GGIS Special Colloquium | Oceans beyond Oceans: How Shipping Decarbonization Reproduces Climate Coloniality
- Event Type
- Seminar/Symposium
- Sponsor
- Department of Geography & GIS
- Location
- 2049 Natural History Building and on Zoom
- Date
- Dec 5, 2025 12:30 pm
- Speaker
- Kei Kato, Geography PhD student
- Cost
- This talk is free and open to the public with a virtual option.
- Registration
- Zoom RSVP
- Contact
- Geography & GIS
- geography@illinois.edu
- Originating Calendar
- Geography and Geographic Information Science
In recent years, the shipping industry has increasingly strategized to decarbonize itself. Conventionally, the industry has been understood as a hard-to-abate sector, one that is hard to decarbonize due to its heavy reliance on fossil fuels. In response to the global call for climate action, however, it has increased its engagement in decarbonization in recent years. For instance, in 2023, the UN International Maritime Organization established a decarbonization target to reduce the carbon intensity of international shipping by at least 40% by 2030 compared to 2008.
This dissertation will situate this recent trend within a broader historically formed entanglement between maritime logistics and climate coloniality. Climate coloniality is how colonial histories and present-day practices shape the causes, impacts, and proposed solutions to climate change. To confront climate coloniality and realize a more just world, it must address maritime logistics, as they play a central role in (re)producing it. As the primary mode of global trade for centuries, maritime logistics has contributed to an energy-intensive global economy, which, in turn, has led to environmental and labor exploitation in the Global South, Indigenous lands, and other socially marginalized regions. Though decarbonization and energy transition may seem like a fantastic undertaking, many critical thinkers, including scholars, have demonstrated that they typically rely on extractive practices that exploit humans and non-humans, thereby reproducing uneven geographies. Drawing on this insight, this study hypothesizes that decarbonization is the latest means by which maritime logistics reproduces climate coloniality.
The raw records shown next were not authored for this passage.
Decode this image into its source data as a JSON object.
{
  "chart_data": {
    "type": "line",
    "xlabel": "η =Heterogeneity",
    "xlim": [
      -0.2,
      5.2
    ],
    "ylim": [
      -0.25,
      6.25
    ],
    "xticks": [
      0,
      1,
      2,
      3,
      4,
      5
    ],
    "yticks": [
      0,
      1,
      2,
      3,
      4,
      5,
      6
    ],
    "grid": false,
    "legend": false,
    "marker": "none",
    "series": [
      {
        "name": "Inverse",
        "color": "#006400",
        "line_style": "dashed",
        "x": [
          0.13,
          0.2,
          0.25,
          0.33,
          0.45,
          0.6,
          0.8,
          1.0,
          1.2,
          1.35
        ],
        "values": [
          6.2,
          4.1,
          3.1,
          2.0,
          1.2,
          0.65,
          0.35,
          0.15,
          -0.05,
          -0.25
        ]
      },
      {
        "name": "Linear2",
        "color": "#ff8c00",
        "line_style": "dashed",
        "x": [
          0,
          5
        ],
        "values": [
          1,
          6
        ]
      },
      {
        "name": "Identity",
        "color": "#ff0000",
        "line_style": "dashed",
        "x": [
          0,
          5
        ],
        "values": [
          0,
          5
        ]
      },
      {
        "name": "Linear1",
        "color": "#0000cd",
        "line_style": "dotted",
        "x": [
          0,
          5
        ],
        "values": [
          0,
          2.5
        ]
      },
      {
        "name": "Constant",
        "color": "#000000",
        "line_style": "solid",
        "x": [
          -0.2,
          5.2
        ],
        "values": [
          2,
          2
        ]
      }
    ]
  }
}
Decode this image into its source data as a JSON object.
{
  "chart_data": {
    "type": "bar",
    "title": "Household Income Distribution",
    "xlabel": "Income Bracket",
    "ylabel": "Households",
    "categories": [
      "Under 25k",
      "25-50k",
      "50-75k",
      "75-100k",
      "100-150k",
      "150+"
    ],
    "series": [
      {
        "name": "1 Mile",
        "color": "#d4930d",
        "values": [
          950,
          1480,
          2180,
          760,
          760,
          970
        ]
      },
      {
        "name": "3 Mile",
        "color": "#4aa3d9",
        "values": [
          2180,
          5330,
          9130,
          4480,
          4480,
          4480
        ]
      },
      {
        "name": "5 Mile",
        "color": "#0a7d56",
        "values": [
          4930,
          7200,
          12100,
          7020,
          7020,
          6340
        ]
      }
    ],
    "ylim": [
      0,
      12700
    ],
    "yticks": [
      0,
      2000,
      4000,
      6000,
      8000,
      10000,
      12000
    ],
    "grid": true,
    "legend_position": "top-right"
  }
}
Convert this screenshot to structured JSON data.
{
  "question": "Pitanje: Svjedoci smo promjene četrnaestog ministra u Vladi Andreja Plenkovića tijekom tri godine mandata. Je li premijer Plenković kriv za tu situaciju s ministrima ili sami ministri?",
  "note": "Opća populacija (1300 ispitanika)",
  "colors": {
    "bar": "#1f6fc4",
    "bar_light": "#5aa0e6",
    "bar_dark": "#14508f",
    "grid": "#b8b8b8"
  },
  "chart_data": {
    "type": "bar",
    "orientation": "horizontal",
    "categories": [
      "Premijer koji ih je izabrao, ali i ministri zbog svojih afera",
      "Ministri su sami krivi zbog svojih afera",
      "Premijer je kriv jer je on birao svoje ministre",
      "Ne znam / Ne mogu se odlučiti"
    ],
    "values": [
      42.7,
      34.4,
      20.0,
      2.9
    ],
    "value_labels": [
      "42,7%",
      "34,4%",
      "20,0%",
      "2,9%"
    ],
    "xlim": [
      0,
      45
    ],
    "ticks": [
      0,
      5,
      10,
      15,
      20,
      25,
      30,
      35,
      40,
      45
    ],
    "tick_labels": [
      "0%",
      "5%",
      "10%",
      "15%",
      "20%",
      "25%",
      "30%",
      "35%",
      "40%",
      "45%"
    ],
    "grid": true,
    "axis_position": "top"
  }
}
The study will ask: How is the historically formed relationship between climate coloniality and maritime logistics reproduced through the latter’s decarbonization? To address this overarching question, the study will empirically focus on Green Shipping Corridors (GSCs). They are shipping routes where zero-emission technologies and the regulatory and economic frameworks that support them are developed. At the 26th United Nations Climate Change Conference (COP26) in 2021, 22 countries pledged to establish GSCs by signing the Clydebank Declaration. Since then, although none have been realized yet, more than 50 GSCs have been planned across the world, albeit dominantly in the Global North,
Ultimately, this study will contribute to the literature on climate coloniality. Although the literature is increasingly analyzing ocean spaces, much of it often treats oceans merely as sites of impact. Through the analysis of the reproduction of colonial capitalism through decarbonization in maritime logistics, this study will demonstrate how ocean spaces are active infrastructures that facilitate climate coloniality beyond ocean spaces themselves.